La búsqueda de los cadáveres deberá hacerse con cuidado y respeto, a efecto de no agregar daño al que ya sufrieron los trabajadores. Fue un gesto plausible de la empresa dar a conocer nombre a nombre la identidad de cada uno de los mineros muertos. Con ese mínimo reconocimiento a su condición de personas palió en algo la sensación de insensibilidad, de distancia e indiferencia que dejó la conducta de sus directores, acostumbrados a ver en las personas activos o pasivos, según el caso, capital humano sujeto a las reglas contables de valuación y depreciación.

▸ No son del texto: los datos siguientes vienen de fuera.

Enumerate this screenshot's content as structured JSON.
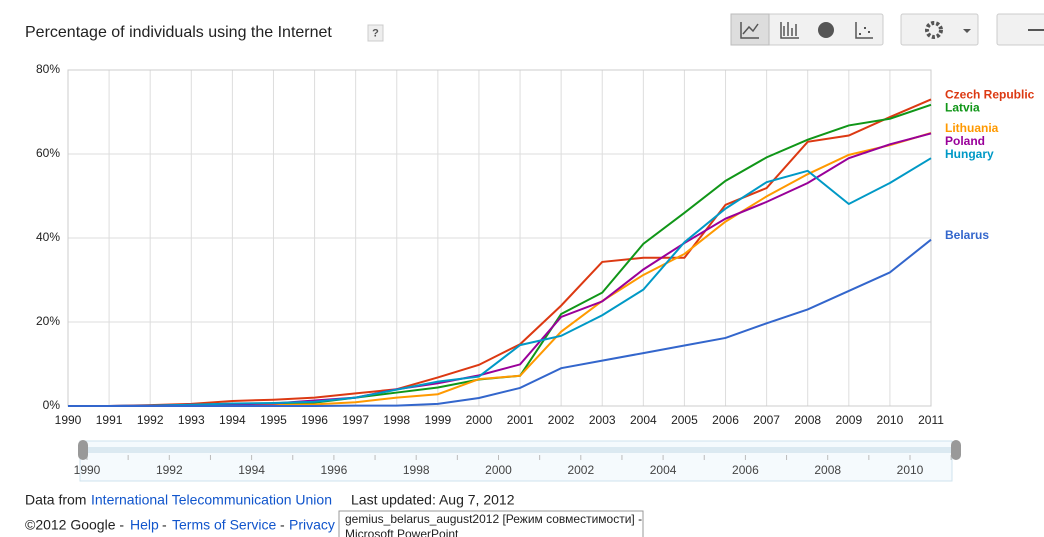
{
  "chart_data": {
    "type": "line",
    "title": "Percentage of individuals using the Internet",
    "help": "?",
    "x": [
      1990,
      1991,
      1992,
      1993,
      1994,
      1995,
      1996,
      1997,
      1998,
      1999,
      2000,
      2001,
      2002,
      2003,
      2004,
      2005,
      2006,
      2007,
      2008,
      2009,
      2010,
      2011
    ],
    "series": [
      {
        "name": "Czech Republic",
        "color": "#dc3912",
        "values": [
          0,
          0,
          0.2,
          0.5,
          1.2,
          1.5,
          2,
          3,
          4,
          6.8,
          9.8,
          14.7,
          23.9,
          34.3,
          35.3,
          35.3,
          47.9,
          51.9,
          62.9,
          64.4,
          68.8,
          73
        ]
      },
      {
        "name": "Latvia",
        "color": "#109618",
        "values": [
          0,
          0,
          0,
          0,
          0,
          0.2,
          0.8,
          2,
          3.2,
          4.4,
          6.3,
          7.2,
          21.9,
          27,
          38.6,
          46,
          53.6,
          59.2,
          63.4,
          66.8,
          68.4,
          71.7
        ]
      },
      {
        "name": "Lithuania",
        "color": "#ff9900",
        "values": [
          0,
          0,
          0,
          0,
          0,
          0.2,
          0.4,
          0.9,
          2,
          2.8,
          6.4,
          7.2,
          17.7,
          25,
          31.2,
          36.2,
          43.9,
          49.9,
          55.2,
          59.8,
          62.1,
          65
        ]
      },
      {
        "name": "Poland",
        "color": "#990099",
        "values": [
          0,
          0,
          0.1,
          0.3,
          0.4,
          0.6,
          1.3,
          2,
          4,
          5.4,
          7.3,
          9.9,
          21.2,
          24.9,
          32.5,
          38.8,
          44.6,
          48.6,
          53.1,
          59,
          62.3,
          64.9
        ]
      },
      {
        "name": "Hungary",
        "color": "#0099c6",
        "values": [
          0,
          0,
          0.1,
          0.3,
          0.6,
          0.7,
          1,
          2,
          3.9,
          5.8,
          7,
          14.5,
          16.7,
          21.6,
          27.7,
          39,
          47,
          53.3,
          56,
          48.1,
          53.1,
          59
        ]
      },
      {
        "name": "Belarus",
        "color": "#3366cc",
        "values": [
          0,
          0,
          0,
          0,
          0,
          0,
          0,
          0.1,
          0.1,
          0.5,
          1.9,
          4.3,
          9,
          10.8,
          12.6,
          14.4,
          16.2,
          19.7,
          23,
          27.4,
          31.8,
          39.6
        ]
      }
    ],
    "xlim": [
      1990,
      2011
    ],
    "xticks": [
      1990,
      1991,
      1992,
      1993,
      1994,
      1995,
      1996,
      1997,
      1998,
      1999,
      2000,
      2001,
      2002,
      2003,
      2004,
      2005,
      2006,
      2007,
      2008,
      2009,
      2010,
      2011
    ],
    "ylim": [
      0,
      80
    ],
    "yticks": [
      {
        "value": 0,
        "label": "0%"
      },
      {
        "value": 20,
        "label": "20%"
      },
      {
        "value": 40,
        "label": "40%"
      },
      {
        "value": 60,
        "label": "60%"
      },
      {
        "value": 80,
        "label": "80%"
      }
    ],
    "grid": true
  },
  "slider": {
    "labels": [
      1990,
      1992,
      1994,
      1996,
      1998,
      2000,
      2002,
      2004,
      2006,
      2008,
      2010
    ]
  },
  "footer": {
    "data_from": "Data from",
    "source": "International Telecommunication Union",
    "updated": "Last updated: Aug 7, 2012",
    "copyright": "©2012 Google -",
    "help": "Help",
    "sep1": "-",
    "terms": "Terms of Service",
    "sep2": "-",
    "privacy": "Privacy"
  },
  "tooltip": {
    "line1": "gemius_belarus_august2012 [Режим совместимости] -",
    "line2": "Microsoft PowerPoint"
  }
}
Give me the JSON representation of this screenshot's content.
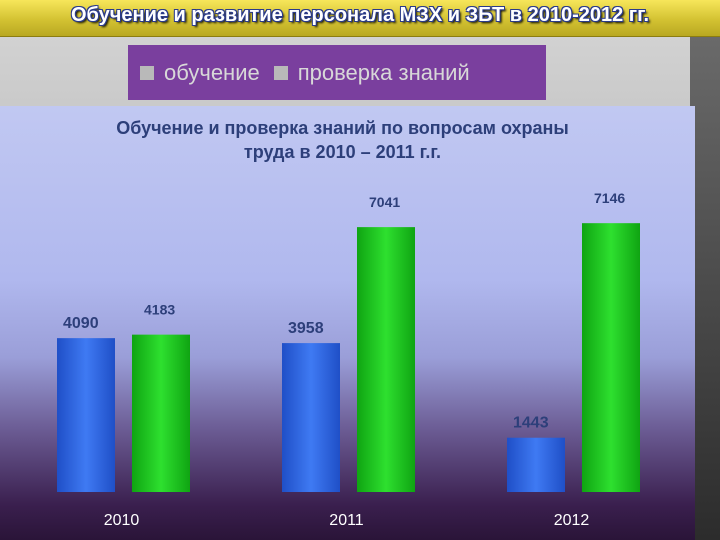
{
  "page": {
    "title": "Обучение и развитие персонала МЗХ и ЗБТ в 2010-2012 гг."
  },
  "legend": {
    "items": [
      {
        "label": "обучение"
      },
      {
        "label": "проверка знаний"
      }
    ]
  },
  "colors": {
    "series1": "#2e63e0",
    "series2": "#18c41a",
    "label": "#2d3f7a",
    "tick": "#ffffff"
  },
  "chart_data": {
    "type": "bar",
    "title_line1": "Обучение и проверка знаний по вопросам охраны",
    "title_line2": "труда в 2010 – 2011 г.г.",
    "categories": [
      "2010",
      "2011",
      "2012"
    ],
    "series": [
      {
        "name": "обучение",
        "values": [
          4090,
          3958,
          1443
        ]
      },
      {
        "name": "проверка знаний",
        "values": [
          4183,
          7041,
          7146
        ]
      }
    ],
    "ylim": [
      0,
      8400
    ],
    "grid": false,
    "legend_position": "top"
  }
}
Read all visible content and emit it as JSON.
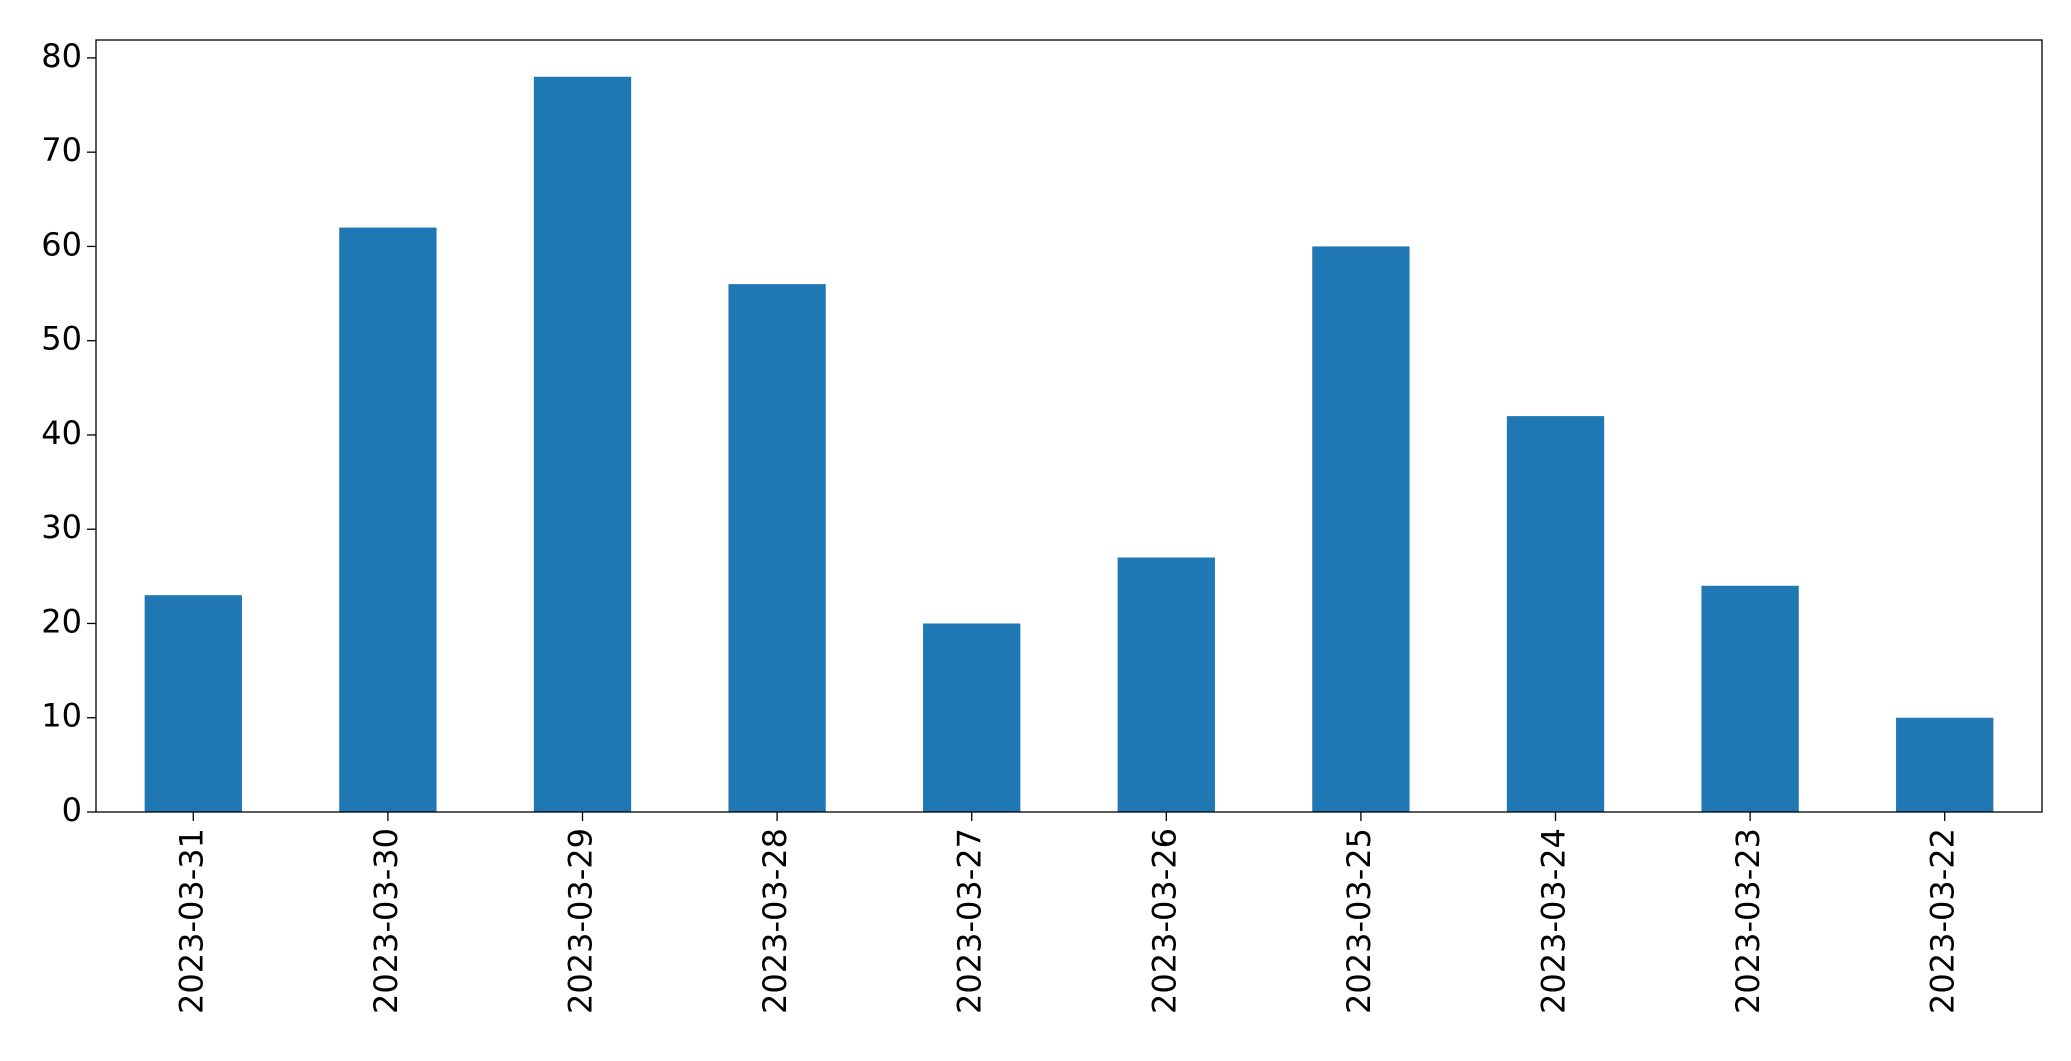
{
  "chart_data": {
    "type": "bar",
    "categories": [
      "2023-03-31",
      "2023-03-30",
      "2023-03-29",
      "2023-03-28",
      "2023-03-27",
      "2023-03-26",
      "2023-03-25",
      "2023-03-24",
      "2023-03-23",
      "2023-03-22"
    ],
    "values": [
      23,
      62,
      78,
      56,
      20,
      27,
      60,
      42,
      24,
      10
    ],
    "color": "#1f77b4",
    "ylim": [
      0,
      81.9
    ],
    "yticks": [
      0,
      10,
      20,
      30,
      40,
      50,
      60,
      70,
      80
    ],
    "grid": false
  }
}
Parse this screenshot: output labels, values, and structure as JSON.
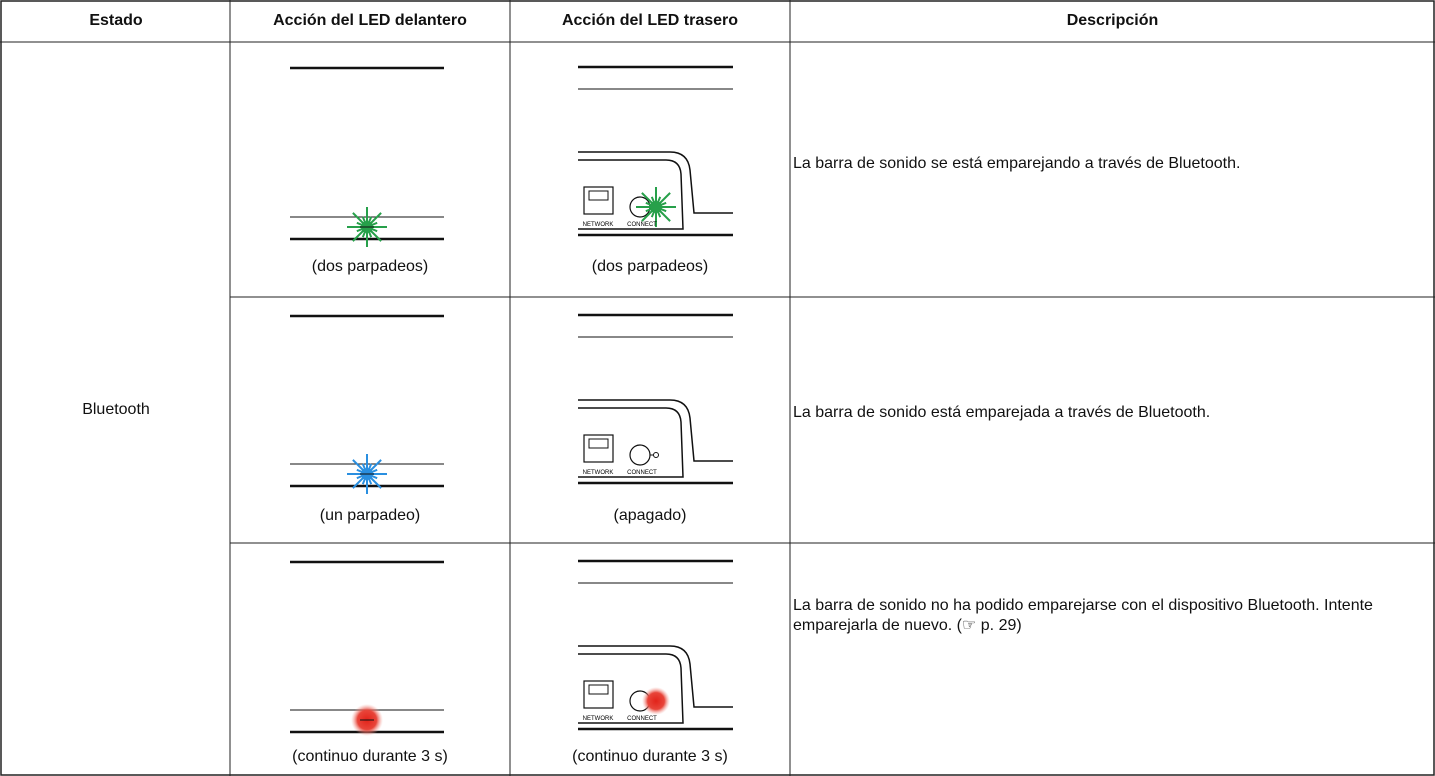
{
  "table": {
    "headers": [
      "Estado",
      "Acción del LED delantero",
      "Acción del LED trasero",
      "Descripción"
    ],
    "state": "Bluetooth",
    "rows": [
      {
        "front": "(dos parpadeos)",
        "rear": "(dos parpadeos)",
        "description": "La barra de sonido se está emparejando a través de Bluetooth."
      },
      {
        "front": "(un parpadeo)",
        "rear": "(apagado)",
        "description": "La barra de sonido está emparejada a través de Bluetooth."
      },
      {
        "front": "(continuo durante 3 s)",
        "rear": "(continuo durante 3 s)",
        "description": "La barra de sonido no ha podido emparejarse con el dispositivo Bluetooth. Intente emparejarla de nuevo.  (☞ p. 29)"
      }
    ],
    "device_labels": {
      "network": "NETWORK",
      "connect": "CONNECT"
    }
  }
}
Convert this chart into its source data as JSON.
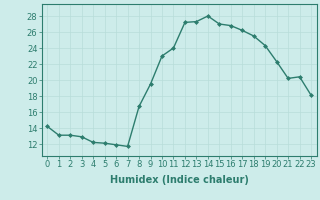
{
  "x": [
    0,
    1,
    2,
    3,
    4,
    5,
    6,
    7,
    8,
    9,
    10,
    11,
    12,
    13,
    14,
    15,
    16,
    17,
    18,
    19,
    20,
    21,
    22,
    23
  ],
  "y": [
    14.2,
    13.1,
    13.1,
    12.9,
    12.2,
    12.1,
    11.9,
    11.7,
    16.7,
    19.5,
    23.0,
    24.0,
    27.2,
    27.3,
    28.0,
    27.0,
    26.8,
    26.2,
    25.5,
    24.3,
    22.3,
    20.2,
    20.4,
    18.1
  ],
  "line_color": "#2d7d6e",
  "marker": "D",
  "marker_size": 2.0,
  "bg_color": "#cdecea",
  "grid_color": "#b8ddd9",
  "xlabel": "Humidex (Indice chaleur)",
  "xlim": [
    -0.5,
    23.5
  ],
  "ylim": [
    10.5,
    29.5
  ],
  "yticks": [
    12,
    14,
    16,
    18,
    20,
    22,
    24,
    26,
    28
  ],
  "xticks": [
    0,
    1,
    2,
    3,
    4,
    5,
    6,
    7,
    8,
    9,
    10,
    11,
    12,
    13,
    14,
    15,
    16,
    17,
    18,
    19,
    20,
    21,
    22,
    23
  ],
  "tick_color": "#2d7d6e",
  "label_fontsize": 6,
  "xlabel_fontsize": 7,
  "line_width": 1.0
}
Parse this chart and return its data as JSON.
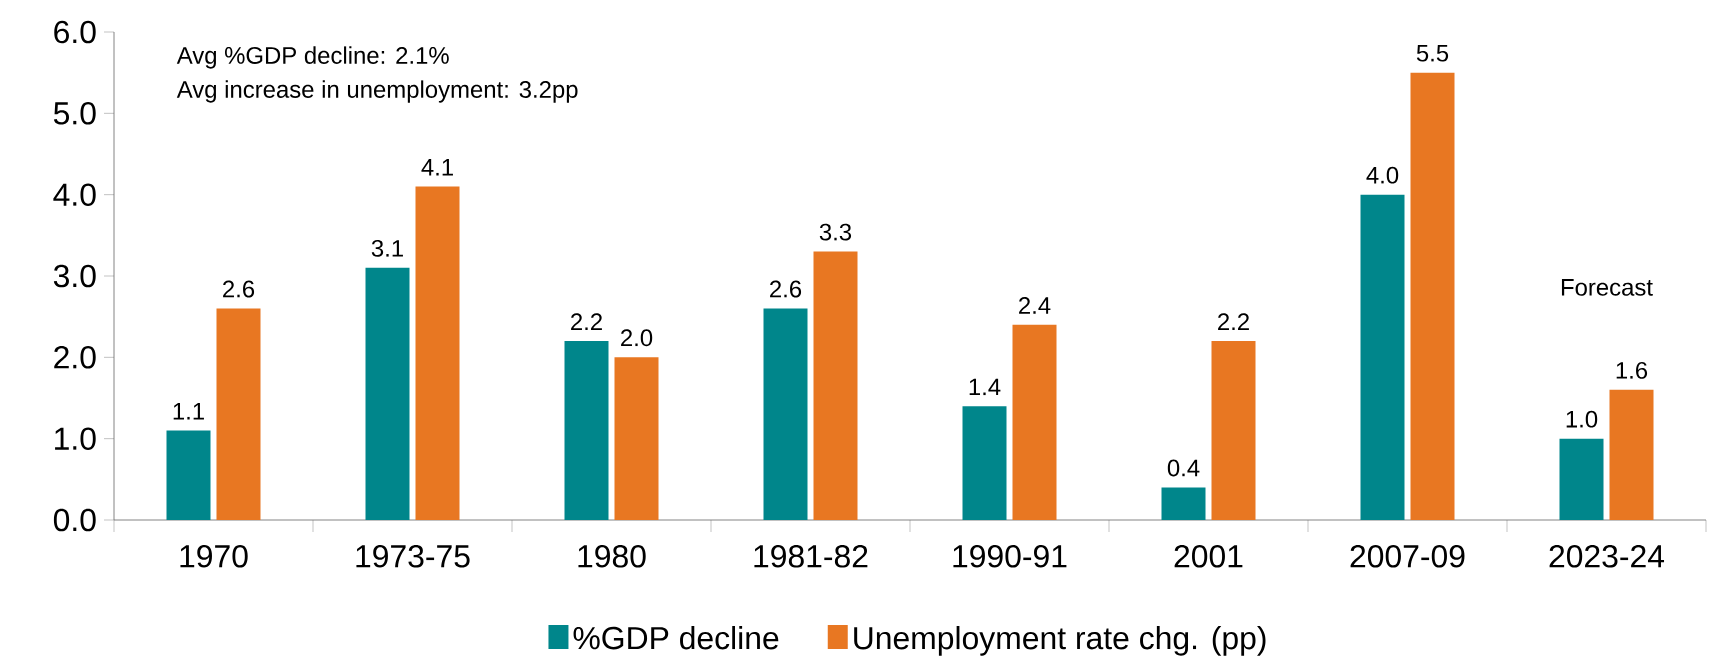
{
  "chart_data": {
    "type": "bar",
    "categories": [
      "1970",
      "1973-75",
      "1980",
      "1981-82",
      "1990-91",
      "2001",
      "2007-09",
      "2023-24"
    ],
    "series": [
      {
        "name": "%GDP decline",
        "color": "#00868b",
        "values": [
          1.1,
          3.1,
          2.2,
          2.6,
          1.4,
          0.4,
          4.0,
          1.0
        ],
        "value_labels": [
          "1.1",
          "3.1",
          "2.2",
          "2.6",
          "1.4",
          "0.4",
          "4.0",
          "1.0"
        ]
      },
      {
        "name": "Unemployment rate chg. (pp)",
        "color": "#e87722",
        "values": [
          2.6,
          4.1,
          2.0,
          3.3,
          2.4,
          2.2,
          5.5,
          1.6
        ],
        "value_labels": [
          "2.6",
          "4.1",
          "2.0",
          "3.3",
          "2.4",
          "2.2",
          "5.5",
          "1.6"
        ]
      }
    ],
    "ylim": [
      0,
      6
    ],
    "yticks": [
      {
        "value": 0,
        "label": "0.0"
      },
      {
        "value": 1,
        "label": "1.0"
      },
      {
        "value": 2,
        "label": "2.0"
      },
      {
        "value": 3,
        "label": "3.0"
      },
      {
        "value": 4,
        "label": "4.0"
      },
      {
        "value": 5,
        "label": "5.0"
      },
      {
        "value": 6,
        "label": "6.0"
      }
    ],
    "legend": "bottom",
    "annotations": [
      "Avg %GDP decline: 2.1%",
      "Avg increase in unemployment: 3.2pp",
      "Forecast"
    ]
  }
}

Al mismo tiempo, la remoción de los escombros debe hacerse de tal modo que no se eliminen elementos para la investigación del origen y naturaleza del suceso. Se trata con esa indagación no sólo de establecer responsabilidades, sino de aprender la elección, de impedir que este sacrificio colectivo sea estéril. Esa propia mina, quizá, si se reanuda su operación, y muchas otras en la región deben contar con un conocimiento fiable de lo acontecido, para evitar que el episodio se reproduzca, en cualquier escala (pues ahora nos hemos dejado arrastrar por la magnitud numérica del caso, en una falaz correspondencia entre el número de víctimas y la atención pública al hecho, que haga pasar inadvertida la muerte en casos similares pero de dimensión menor).

Será pertinente que las investigaciones vayan más allá de las vertientes penal y administrativa, que deben practicarse pero no como si se tratara de un asunto de rutina. La Secretaría del Trabajo es autoridad involucrada y por lo tanto no debe cumplir a solas su responsabilidad de indagación. Ha de constituirse un grupo de trabajo con expertos en minería, en derecho laboral, en transparencia, en derechos humanos que otorgue confianza a sus resultados. Servirá de punto de partida para esa investigación el documento elaborado por inspectores en la visita realizada a la mina el siete de febrero, y reseñado por el semanario Proceso en su número 1530. Ya es significativo que la inspección se realizara un año después de que la comisión bilateral de seguridad e higiene empezó a cumplir recomendaciones dictadas en julio de 2004.